Bahwa kebijakan Pemkab Bolmong memberikan
‘’mobil berpelat gincu’’ kepada Amabom (atau oknum sialannya) menabrak Pasal 35
dan penjelasannya dari Permendagri No. 17/2007 Tentang Pedoman Teknis
Pengelolaan Barang Milik Daerah; serta PP
No. 27/2014 Tentang Pengelolaan Barang Milik Daerah/Negara, kita maafkan
saja. Sudah lama saya belajar memahami dan menerima, bahwa Bupati Bolmong dan
jajarannya cuma berhenti hingga ‘’merasa pintar’’ dan ‘’pintar merasa’’. Jangankan
benar-benar mencoba pintar, minimal belajar untuk sekadar tahu urusan yang
melibat UU dan turunannya, mereka tampaknya sudah tersesat entah ke belantara
yang mana di hutan BMR.
Untuk urusan status dan legalitas Amabom,
nasehat saya pada Jemmy: Ketimbang berputar-putar seperti ayam jago yang
keteteran dihajar lawan, sampaikan saya ke muka umum, didirikan dengan akte
notaris siapa dan kapankah Amabom ini? Terdaftar di Kemenhumham nomor berapa,
tanggal, dan tahun berapa? Serta, di manakah alamat sekretariatnya? Begitu saja
kok tidak paham? Bukannya kalian
organisasi hebat?
Sedang ihwal kendaraan pelat merah yang
dipinjam-pakaikan oleh Pemkab Bolmong, jika benar-benar tidak tahu malu,
gunakan saja untuk bergaya supaya punya status dan tampak penting. Buat saya
yang tidak pintar menyetir dan tidak punya mobil, angkutan umum cukup
memuaskan. Tidak pula mengurangi gengsi, apalagi harga diri.
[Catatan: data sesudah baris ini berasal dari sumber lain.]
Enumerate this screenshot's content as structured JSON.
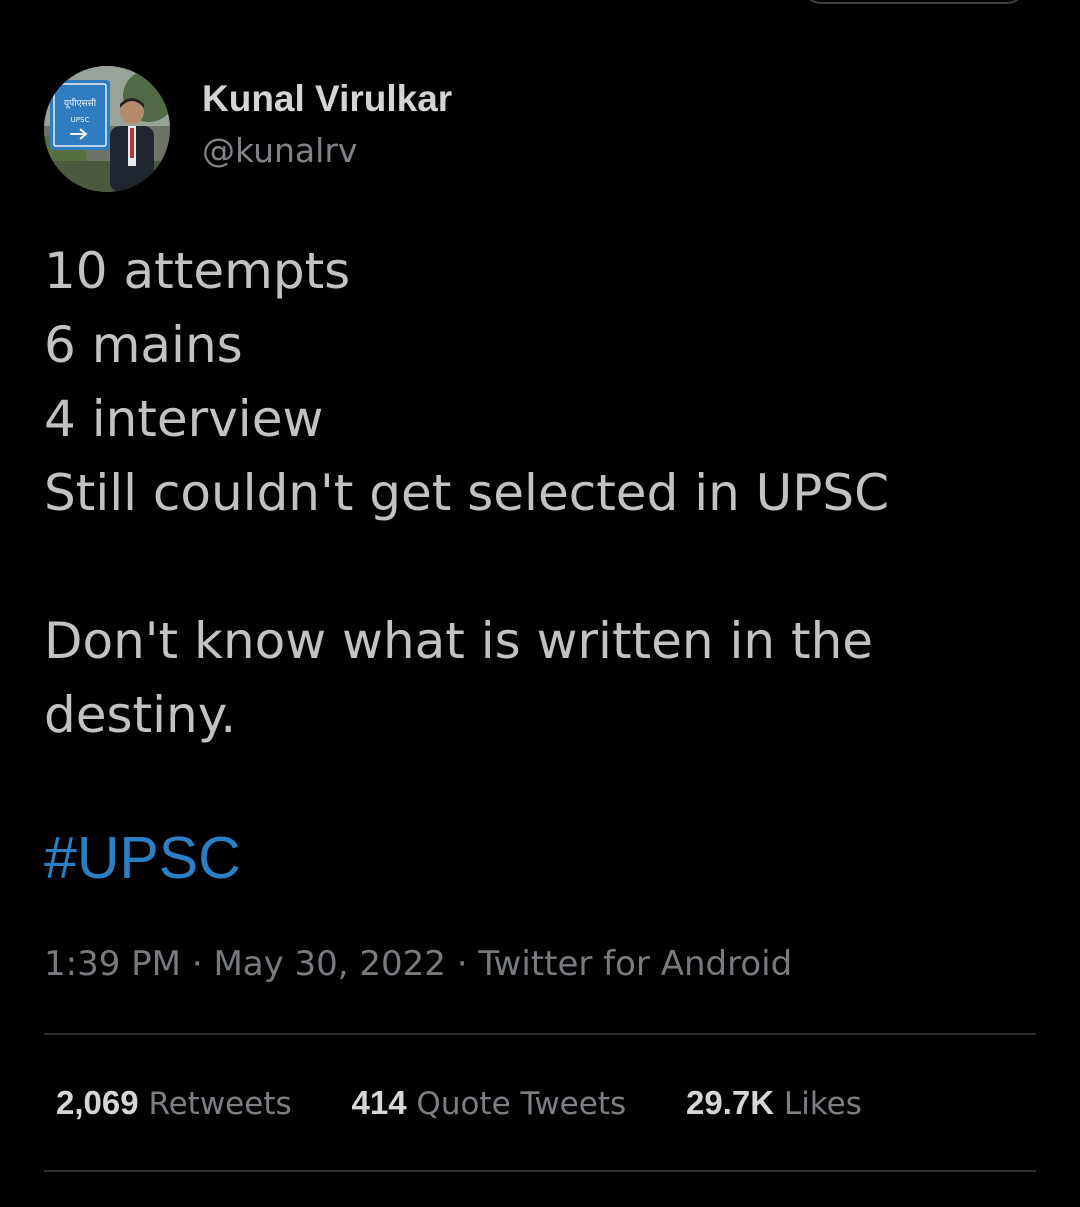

Nah, terhadap Muliadi Mokodompit yang dalam
warta di totabuan.co menyatakan saya
tidak berhak bicara terkait gelar adat kepada Penjabat Gubernur Sulut; dan
(seolah-olah) hanya menjadi penghalang perjuangan PBMR, saya ingatkan:
hati-hati dengan mulut Anda! Pengetahuan terhadap budaya, adat, dan tradisi
Mongondow serta integritas pribadi kita tak dapat dibandingkan. Memangnya
Mongondow dan adatnya cuma milik nenek moyang Anda seorang? Kalau pun demikian,
tolong jelaskan siapa nenek moyang Anda itu?
Akan halnya PBMR, sebaiknya Anda tutup
mulut. Mencari-cari celah agar tetap dihitung dan boleh menempel di prestasi
politik orang lain, sekalipun itu kelakuan bejad, tidak akan saya
halang-halangi. Tapi kalau urusannya sudah melibatkan kepentingan publik,
mencatut orang banyak dan adat Mongondow, sebagai bagian dari masyarakat BMR,
saya punya hak ikut campur. Termasuk, bila perlu menempeleng dengan bukti-bukti
busuknya kelakuan Anda dalam banyak hal, termasuk yang paling memuakkan ihwal
soal catut-mencatut dan penyelewengan uang.
Selebihnya, sebagaimana yang sudah saya
tuliskan, kalau merasa keberatan: lapor ke pihak berwenang. Saya akan sangat
senang menghadapi polisi dan membeberkan seberapa busuk dan rusaknya motif
aktivitas kalian atas nama adat Mongondow, juga perjuangan PBMR, yang
ujung-ujungnya demi kepentingan kantong pribadi dan kelompok.***
Singkatan
dan Istilah yang Digunakan:
ABSS: Asal Bapak Senang Sekali; AD/ART:
Anggaran Dasar/Anggaran Rumah Tangga; Amabom:
Aliansi Masyarakat Adat Bolaang Mongondow; BMR:
Bolaang Mongondow Raya; Bolmong:
Bolaang Mongondow; DPRD: Dewan
Perwakilan Rakyat Daerah; Humas:
Hubungan Masyarakat; Kabag: Kepala
Bagian; KK: Kota Kotamobagu; PBMR: Provinsi Bolaang Mongondow Raya; Pemkot: Pemerintah Kota; Permendagri: Peraturan Menteri Dalam Negeri;
PP: Peraturan Pemerintah; dan Sulut: Sulawesi Utara.